For time-series data feature analysis scenarios, IoTDB provides the capability of window functions, which deliver a flexible and efficient solution for in-depth mining and complex computation of time-series data. The following sections will elaborate on the feature in detail.

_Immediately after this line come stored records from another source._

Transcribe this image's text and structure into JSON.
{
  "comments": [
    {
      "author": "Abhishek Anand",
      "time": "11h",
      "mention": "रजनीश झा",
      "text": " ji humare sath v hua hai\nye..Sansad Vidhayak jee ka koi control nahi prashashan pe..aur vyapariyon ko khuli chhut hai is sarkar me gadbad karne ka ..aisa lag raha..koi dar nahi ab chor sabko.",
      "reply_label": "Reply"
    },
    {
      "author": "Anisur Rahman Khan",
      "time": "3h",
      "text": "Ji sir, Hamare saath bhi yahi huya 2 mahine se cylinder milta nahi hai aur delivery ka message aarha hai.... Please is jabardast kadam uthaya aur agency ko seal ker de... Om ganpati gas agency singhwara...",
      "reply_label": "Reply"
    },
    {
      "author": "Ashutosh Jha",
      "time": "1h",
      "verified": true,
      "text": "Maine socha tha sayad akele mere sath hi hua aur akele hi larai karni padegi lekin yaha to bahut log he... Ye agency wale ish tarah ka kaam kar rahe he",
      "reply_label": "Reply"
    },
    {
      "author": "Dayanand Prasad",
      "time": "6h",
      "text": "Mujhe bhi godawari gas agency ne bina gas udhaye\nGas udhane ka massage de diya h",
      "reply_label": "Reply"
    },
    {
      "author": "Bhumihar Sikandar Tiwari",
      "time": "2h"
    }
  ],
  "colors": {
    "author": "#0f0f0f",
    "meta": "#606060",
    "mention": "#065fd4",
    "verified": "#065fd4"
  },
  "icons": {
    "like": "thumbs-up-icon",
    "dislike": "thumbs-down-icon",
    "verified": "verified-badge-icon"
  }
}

Window Functions perform calculations on each row based on a specific set of rows related to the current row (called a “window”). It combines grouping operations (PARTITION BY), sorting (ORDER BY), and definable calculation ranges (window frame FRAME), enabling complex cross-row calculations without collapsing the original data rows. It is commonly used in data analysis scenarios such as ranking, cumulative sums, moving averages, etc.
Note: This feature is available starting from version V 2.0.5.
For example, in a scenario where you need to query the cumulative power consumption values of different devices, you can achieve this using window functions.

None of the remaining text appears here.